Private and Catholic schools across the Gold Coast are raising annual fees well above inflation and in line with hikes in Brisbane.
On average the Gold Coast’s elite schools have listed increases of 3 per cent, almost double the 1.9 per cent inflation rate.
According to an analysis of the 2018 Good Schools Guide data and current advertised fees, parents at Tamborine Mountain College senior students will pay an extra 9 per cent on last year’s tuition fees.
Saint Michael’s College junior and senior fees (inclusive) have both increased by 6 per cent, just over $300.
Parents of primary students at Lutheran Ormeau District School saw a bump of 7 per cent in tuition fees, with an extra $239 added to their bill. Other annual tuition fees for the school rose by 4 per cent.
Assisi Catholic College registered the smallest tuition price increase of just $35 or 1 per cent for prep students and $50 for senior students.
Enrolment at The Southport School (TSS) remains the most expensive listed on the Gold Coast, with annual all-inclusive fees of $23,196 – a rise of $500 or 2 per cent on last year.
Gold Coast lawyer Michael Gatenby, who sends his son William to The Southport School, said the price for extracurricular activities could quickly add up so he was happy to pay a lump sum.
“Some schools have hidden fees depending on the activities or the classes that you need to pay on top of tuition.

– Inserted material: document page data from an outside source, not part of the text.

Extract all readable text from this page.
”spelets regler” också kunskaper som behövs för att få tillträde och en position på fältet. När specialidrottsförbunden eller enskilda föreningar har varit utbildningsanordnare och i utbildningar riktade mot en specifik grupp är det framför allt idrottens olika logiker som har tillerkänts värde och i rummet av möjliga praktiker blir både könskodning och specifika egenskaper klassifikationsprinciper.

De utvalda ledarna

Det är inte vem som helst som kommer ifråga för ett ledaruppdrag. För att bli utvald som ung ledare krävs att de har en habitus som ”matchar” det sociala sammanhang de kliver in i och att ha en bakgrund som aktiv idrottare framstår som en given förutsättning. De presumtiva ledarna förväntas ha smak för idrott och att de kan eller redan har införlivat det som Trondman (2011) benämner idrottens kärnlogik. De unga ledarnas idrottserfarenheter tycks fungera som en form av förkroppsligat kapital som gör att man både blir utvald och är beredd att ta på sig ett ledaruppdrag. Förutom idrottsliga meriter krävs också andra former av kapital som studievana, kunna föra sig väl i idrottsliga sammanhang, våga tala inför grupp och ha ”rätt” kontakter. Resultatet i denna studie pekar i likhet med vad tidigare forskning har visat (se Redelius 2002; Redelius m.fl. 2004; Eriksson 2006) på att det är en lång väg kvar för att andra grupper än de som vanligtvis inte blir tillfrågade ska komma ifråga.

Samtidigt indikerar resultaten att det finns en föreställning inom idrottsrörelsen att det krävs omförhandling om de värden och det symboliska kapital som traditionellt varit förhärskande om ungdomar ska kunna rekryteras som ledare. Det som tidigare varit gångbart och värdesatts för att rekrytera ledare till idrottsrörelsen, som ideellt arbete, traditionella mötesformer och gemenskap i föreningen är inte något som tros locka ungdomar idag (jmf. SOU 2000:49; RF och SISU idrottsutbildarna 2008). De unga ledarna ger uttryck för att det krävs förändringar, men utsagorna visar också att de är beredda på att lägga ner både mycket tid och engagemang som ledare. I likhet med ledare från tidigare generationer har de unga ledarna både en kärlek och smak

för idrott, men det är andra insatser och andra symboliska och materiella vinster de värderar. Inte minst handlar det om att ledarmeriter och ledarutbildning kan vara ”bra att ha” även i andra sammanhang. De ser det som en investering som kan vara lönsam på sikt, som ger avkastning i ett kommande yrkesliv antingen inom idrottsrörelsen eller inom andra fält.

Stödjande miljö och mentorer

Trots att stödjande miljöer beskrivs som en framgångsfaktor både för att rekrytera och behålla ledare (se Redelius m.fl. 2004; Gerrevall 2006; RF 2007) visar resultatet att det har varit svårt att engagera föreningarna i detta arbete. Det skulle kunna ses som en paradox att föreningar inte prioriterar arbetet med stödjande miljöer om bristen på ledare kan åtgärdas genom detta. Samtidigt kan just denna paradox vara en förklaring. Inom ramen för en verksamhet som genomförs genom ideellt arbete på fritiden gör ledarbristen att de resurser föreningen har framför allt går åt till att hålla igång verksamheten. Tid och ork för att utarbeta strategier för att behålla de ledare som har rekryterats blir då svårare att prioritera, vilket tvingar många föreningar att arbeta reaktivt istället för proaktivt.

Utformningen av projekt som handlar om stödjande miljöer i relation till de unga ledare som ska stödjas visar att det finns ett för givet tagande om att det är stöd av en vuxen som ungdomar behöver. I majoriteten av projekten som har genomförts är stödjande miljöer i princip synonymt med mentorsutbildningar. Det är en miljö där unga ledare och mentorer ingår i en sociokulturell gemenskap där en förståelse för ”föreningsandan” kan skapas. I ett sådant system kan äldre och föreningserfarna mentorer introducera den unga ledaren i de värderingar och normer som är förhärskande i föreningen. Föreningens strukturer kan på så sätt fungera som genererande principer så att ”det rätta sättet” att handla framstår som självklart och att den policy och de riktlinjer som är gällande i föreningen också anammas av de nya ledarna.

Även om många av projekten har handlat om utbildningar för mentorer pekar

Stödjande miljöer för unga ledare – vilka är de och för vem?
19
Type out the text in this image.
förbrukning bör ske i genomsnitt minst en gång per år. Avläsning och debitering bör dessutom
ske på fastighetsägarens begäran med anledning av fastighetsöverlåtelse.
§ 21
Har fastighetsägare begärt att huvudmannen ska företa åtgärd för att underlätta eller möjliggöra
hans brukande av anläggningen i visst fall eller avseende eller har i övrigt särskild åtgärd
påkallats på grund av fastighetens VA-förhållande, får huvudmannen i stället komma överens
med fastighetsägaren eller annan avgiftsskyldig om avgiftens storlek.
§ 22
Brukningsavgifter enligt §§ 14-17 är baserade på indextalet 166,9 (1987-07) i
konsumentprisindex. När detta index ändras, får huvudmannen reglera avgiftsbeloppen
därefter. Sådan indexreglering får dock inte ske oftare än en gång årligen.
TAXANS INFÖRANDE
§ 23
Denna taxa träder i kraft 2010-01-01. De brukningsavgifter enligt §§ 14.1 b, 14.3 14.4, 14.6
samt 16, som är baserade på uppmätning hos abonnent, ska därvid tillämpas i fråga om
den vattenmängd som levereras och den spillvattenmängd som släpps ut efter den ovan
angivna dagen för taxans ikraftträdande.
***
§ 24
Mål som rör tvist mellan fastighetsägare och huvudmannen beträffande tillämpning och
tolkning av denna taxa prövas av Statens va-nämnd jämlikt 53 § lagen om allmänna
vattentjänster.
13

I find the all-inclusive option much easier,” he said.
“He is only in grade 8 and has already been able to participate in sailing, debating and all sorts of sports — I believe we are getting value for money.”
Saint Stephen’s College director of enrolments Mary Pearse said private schools were always conscious of fee hikes.
The Upper Coomera State College lists each of its fees separately and raised the cost of tuition by just 2-3 per cent for 2019, an increase from $9232 to $9464 for the senior school annual tuition fees.
Ms Pearse said parents knew what they are getting with itemised payments.
“Obviously when a person wants to educate their children at a private school it is a long-term investment for them,’’ she said.
“We make sure families are well aware of the extra charges included so they get a good indication of where the money is going.
“Fees however should never be the only thing that determines where you send your child.”
Data from Good Education Media revealed that nationally independent schools had seen the steepest increases in fees, with a hikes of $8000 since 2009.
Good Education Media Senior Adviser, Sam Sapuppo, said many parents might be unaware of “hidden costs’’ that could increase quickly.
“These hidden costs could be the increasing costs of OH&S,” he said.
“Some educational costs shouldn’t be considered ‘additional costs’ but rather should be considered part of a holistic learning experience, what schools these days are calling ‘learning beyond the classroom’ such as excursions, camps, extracurricular activities, technology programs.
“Keep in mind a significant amount of thought and planning has gone into designing and implementing school programs and activities. These additional costs haven’t just been implemented on a whim.”